Text Inference

Helix supports any model available through Ollama or vLLM. The platform dynamically detects model types—if a model name contains a colon (like qwen3:8b), it runs through Ollama. Models with a slash prefix (like Qwen/Qwen2.5-VL-7B-Instruct) run through vLLM.
Listing Available Models
Query the Helix API to see which models are configured on your instance:
curl -s https://your-helix-server/v1/models \
-H "Authorization: Bearer $HELIX_API_KEY" | jqOr using the CLI:
helix model listAdding Models
Administrators can add any Ollama or vLLM model. For Ollama models, use the standard Ollama tag format (e.g., llama3:instruct, qwen3:32b, mixtral:instruct). For vLLM models, use the HuggingFace model path (e.g., Qwen/Qwen2.5-VL-7B-Instruct).
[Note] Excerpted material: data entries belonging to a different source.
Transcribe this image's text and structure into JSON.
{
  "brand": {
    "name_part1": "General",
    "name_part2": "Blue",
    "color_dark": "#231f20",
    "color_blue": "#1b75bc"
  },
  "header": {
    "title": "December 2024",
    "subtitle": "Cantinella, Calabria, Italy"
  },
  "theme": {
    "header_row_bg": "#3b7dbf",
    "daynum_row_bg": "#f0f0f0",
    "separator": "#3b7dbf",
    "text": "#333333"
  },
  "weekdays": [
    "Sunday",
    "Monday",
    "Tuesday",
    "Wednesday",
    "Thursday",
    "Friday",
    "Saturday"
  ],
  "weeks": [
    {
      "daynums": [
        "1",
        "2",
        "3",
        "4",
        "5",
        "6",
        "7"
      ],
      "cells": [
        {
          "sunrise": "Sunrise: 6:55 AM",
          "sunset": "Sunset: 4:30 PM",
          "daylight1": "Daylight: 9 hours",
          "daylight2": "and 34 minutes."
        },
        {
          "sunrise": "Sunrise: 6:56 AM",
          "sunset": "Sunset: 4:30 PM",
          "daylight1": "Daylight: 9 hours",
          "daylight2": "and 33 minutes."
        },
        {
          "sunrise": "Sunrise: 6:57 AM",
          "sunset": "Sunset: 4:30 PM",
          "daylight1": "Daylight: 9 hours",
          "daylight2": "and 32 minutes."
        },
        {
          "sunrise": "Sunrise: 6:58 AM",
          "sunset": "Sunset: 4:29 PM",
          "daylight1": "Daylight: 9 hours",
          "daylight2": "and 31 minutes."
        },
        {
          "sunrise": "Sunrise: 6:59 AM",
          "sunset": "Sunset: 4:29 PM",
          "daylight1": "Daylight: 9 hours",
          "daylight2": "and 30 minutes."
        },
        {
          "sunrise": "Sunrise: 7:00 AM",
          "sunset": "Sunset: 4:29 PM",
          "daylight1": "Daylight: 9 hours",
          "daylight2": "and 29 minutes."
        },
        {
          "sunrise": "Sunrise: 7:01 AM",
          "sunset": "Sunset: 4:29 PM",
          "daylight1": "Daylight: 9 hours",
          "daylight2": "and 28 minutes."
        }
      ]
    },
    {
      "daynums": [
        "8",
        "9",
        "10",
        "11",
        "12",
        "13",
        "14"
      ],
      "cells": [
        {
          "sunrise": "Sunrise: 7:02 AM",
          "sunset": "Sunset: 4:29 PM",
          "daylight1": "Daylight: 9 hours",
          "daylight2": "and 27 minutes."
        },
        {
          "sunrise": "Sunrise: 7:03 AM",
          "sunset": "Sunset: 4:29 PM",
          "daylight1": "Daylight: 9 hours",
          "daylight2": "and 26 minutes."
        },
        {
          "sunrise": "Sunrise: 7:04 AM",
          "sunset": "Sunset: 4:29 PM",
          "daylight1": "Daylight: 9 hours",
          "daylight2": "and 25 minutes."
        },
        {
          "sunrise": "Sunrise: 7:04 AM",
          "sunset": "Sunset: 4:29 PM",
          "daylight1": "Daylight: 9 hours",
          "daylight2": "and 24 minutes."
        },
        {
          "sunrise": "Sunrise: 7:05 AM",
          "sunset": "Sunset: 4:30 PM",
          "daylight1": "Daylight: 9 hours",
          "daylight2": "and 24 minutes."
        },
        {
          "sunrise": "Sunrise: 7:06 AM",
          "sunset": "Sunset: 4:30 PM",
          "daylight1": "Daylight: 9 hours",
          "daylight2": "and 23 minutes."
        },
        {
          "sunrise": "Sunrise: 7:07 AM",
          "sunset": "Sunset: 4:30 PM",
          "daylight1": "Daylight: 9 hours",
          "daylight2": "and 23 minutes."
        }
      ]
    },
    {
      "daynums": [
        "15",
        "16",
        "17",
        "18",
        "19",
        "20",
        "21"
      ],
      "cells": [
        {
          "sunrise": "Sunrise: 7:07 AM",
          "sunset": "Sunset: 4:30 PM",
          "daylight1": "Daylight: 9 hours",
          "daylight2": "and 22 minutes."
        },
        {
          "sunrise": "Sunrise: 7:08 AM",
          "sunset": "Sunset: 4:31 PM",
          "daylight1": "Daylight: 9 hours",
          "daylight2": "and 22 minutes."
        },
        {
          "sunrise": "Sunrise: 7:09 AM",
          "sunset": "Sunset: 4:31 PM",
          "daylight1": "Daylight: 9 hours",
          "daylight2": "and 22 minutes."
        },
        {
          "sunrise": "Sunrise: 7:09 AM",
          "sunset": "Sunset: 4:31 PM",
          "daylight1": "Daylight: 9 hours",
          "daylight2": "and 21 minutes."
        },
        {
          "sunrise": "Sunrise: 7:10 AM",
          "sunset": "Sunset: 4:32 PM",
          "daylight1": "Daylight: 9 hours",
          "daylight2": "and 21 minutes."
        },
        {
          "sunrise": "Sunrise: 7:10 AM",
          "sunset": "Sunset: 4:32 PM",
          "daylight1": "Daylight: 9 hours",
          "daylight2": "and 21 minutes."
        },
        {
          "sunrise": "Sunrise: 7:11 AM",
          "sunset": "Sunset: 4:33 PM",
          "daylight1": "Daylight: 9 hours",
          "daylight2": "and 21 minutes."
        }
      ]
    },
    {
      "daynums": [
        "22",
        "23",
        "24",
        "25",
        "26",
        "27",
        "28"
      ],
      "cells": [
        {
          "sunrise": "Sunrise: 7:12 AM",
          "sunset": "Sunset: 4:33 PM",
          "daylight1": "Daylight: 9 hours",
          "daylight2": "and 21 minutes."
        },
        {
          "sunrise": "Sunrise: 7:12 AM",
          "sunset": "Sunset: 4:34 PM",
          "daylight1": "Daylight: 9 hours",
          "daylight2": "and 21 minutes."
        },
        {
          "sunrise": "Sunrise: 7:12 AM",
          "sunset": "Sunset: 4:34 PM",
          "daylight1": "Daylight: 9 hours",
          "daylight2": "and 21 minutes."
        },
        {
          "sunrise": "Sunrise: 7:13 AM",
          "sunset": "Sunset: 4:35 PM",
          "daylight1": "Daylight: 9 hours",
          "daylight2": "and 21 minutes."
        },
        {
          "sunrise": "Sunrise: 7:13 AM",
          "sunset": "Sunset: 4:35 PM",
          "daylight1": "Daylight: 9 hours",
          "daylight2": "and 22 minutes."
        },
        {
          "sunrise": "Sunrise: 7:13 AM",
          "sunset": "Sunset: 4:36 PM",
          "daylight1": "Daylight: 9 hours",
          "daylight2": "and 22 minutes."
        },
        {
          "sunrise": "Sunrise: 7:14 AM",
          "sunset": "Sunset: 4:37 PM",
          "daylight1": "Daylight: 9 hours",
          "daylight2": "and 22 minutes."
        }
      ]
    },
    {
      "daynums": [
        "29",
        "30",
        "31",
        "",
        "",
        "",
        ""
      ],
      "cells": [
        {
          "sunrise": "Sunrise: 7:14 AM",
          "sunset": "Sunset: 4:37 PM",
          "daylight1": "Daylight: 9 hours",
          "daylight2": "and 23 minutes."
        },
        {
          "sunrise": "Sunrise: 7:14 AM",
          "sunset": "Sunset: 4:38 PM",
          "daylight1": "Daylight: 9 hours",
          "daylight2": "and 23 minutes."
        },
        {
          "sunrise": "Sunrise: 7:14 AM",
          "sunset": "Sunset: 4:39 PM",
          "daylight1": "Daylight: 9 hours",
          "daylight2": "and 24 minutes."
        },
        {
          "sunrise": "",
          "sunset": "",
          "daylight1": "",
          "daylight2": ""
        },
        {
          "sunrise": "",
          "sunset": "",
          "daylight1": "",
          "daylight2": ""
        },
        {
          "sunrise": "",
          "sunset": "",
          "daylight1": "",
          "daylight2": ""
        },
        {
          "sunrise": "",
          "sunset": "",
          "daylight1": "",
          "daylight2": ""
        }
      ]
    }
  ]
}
curl -X POST https://your-helix-server/api/v1/helix-models \
-H "Authorization: Bearer $HELIX_API_KEY" \
-H "Content-Type: application/json" \
-d '{
"id": "qwen3:14b",
"name": "Qwen3 14B",
"type": "chat",
"runtime": "ollama",
"description": "Mid-size Qwen3 model with strong reasoning",
"context_length": 40960,
"enabled": true
}'Models can also be configured in the Helix admin interface. Each model can specify memory requirements, context length, concurrency limits, and whether to prewarm on runners.
Running Inference
Send a chat completion request to the OpenAI-compatible API:
curl https://your-helix-server/v1/chat/completions \
-H "Authorization: Bearer $HELIX_API_KEY" \
-H "Content-Type: application/json" \
-d '{
"model": "qwen3:8b",
"messages": [{"role": "user", "content": "Explain quantum computing in simple terms"}]
}'The scheduler automatically routes requests to available runners with sufficient GPU memory for the requested model.